A long silence settled after the question it had hurled into our minds. What is your purpose here? Perhaps it was fear, or awe, or simply the shock of having one’s thoughts rattled like a struck bell—but I could not answer, not in that first moment. I nearly turned to the others for guidance, but its voice cleaved through our thoughts again, sharper this time:

“That is not my title, nor my god!”

Its ire seemed directed toward Ragar. I assumed she had attempted a reply—likely as flippant and unceremonious as her manner with every other notable figure we’ve crossed paths with. But this was no ordinary encounter, and spectators were well-known for their obsession with propriety, especially from those of us they considered lesser. Raph’æl understood this better than the rest of us. I saw him step forward, his voice steady even as his fingers laced and tightened behind his back.

“Great creature,” he said, “what is your title, so we may address you respectfully?”

Every small stalk-eye flicked restlessly among us, but the central, slitted one fixed solely upon our cleric. It gave no answer aloud. If it spoke, it was to Raph’æl alone; he continued in that careful, deliberate tone he uses when fear must masquerade as prudence.

“Great Spectator… it has been five hundred years. Whatever master you serve is no longer with us—”

“No! My master is not gone. My master shall return.”

Ragar, uncharacteristically cautious, asked, “Then who is your master?”

The creature’s stalks tightened inward, staring at one another as though consulting some inner chorus. The silence stretched—long enough for my companions’ curiosity to overflow in a cascade of ill-advised questions and hushed comments.

“Did you forget?”

“Five centuries is a long time…”

“Did your master abandon you?”

“Did your master kill himself?”

“Shh, Super…!”

All of it washed over the spectator unanswered. It remained suspended above the green flame, its contemplation so intense I could almost feel the heat of it. Then a flicker—something like a mental stammer—shivered through our thoughts before its voice returned, insistent rather than authoritative.

“There was a fight. I protected the forge. I destroyed the enemies. All that was left was the last two creations.”
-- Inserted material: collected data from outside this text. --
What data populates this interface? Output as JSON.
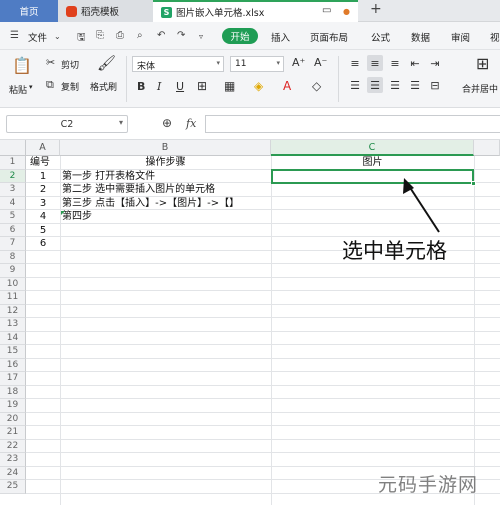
{
  "tabs": {
    "home": "首页",
    "daoke": "稻壳模板",
    "file": "图片嵌入单元格.xlsx",
    "s_icon": "S",
    "add": "+"
  },
  "menu": {
    "file": "文件",
    "start": "开始",
    "insert": "插入",
    "page_layout": "页面布局",
    "formula": "公式",
    "data": "数据",
    "review": "审阅",
    "view_partial": "视"
  },
  "ribbon": {
    "paste": "粘贴",
    "cut": "剪切",
    "copy": "复制",
    "format_painter": "格式刷",
    "font_name": "宋体",
    "font_size": "11",
    "bold": "B",
    "italic": "I",
    "underline": "U",
    "merge_center": "合并居中"
  },
  "formula_bar": {
    "name_box": "C2",
    "fx": "fx"
  },
  "sheet": {
    "columns": [
      "A",
      "B",
      "C"
    ],
    "rows": [
      "1",
      "2",
      "3",
      "4",
      "5",
      "6",
      "7",
      "8",
      "9",
      "10",
      "11",
      "12",
      "13",
      "14",
      "15",
      "16",
      "17",
      "18",
      "19",
      "20",
      "21",
      "22",
      "23",
      "24",
      "25"
    ],
    "header": {
      "A1": "编号",
      "B1": "操作步骤",
      "C1": "图片"
    },
    "data": [
      {
        "no": "1",
        "step": "第一步  打开表格文件"
      },
      {
        "no": "2",
        "step": "第二步  选中需要插入图片的单元格"
      },
      {
        "no": "3",
        "step": "第三步  点击【插入】->【图片】->【】"
      },
      {
        "no": "4",
        "step": "第四步"
      },
      {
        "no": "5",
        "step": ""
      },
      {
        "no": "6",
        "step": ""
      }
    ],
    "selected_cell": "C2"
  },
  "annotation": "选中单元格",
  "watermark": "元码手游网"
}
We exchanged looks. Two creations?

We did not need to consider asking for long. Two of its stalks pointed toward a raised slab near the heart of the room. Upon it lay a mace and a breastplate—the final works of the Forge of Spells. None of us dared move. The creature might not have been evil, but that did not make it any less volatile in its confusion.

So we waited.

Slowly, its coiled stalks unfurled. “Has it really been five hundred years…?”

We soundlessly confirmed.

A surge of frustration pressed against our thoughts—raw, directionless. But eventually it quieted, resolving into a weary, echoing certainty:

“All of you speak the truth… and I am tethered to this forge without my master’s word. I serve no purpose tethered.”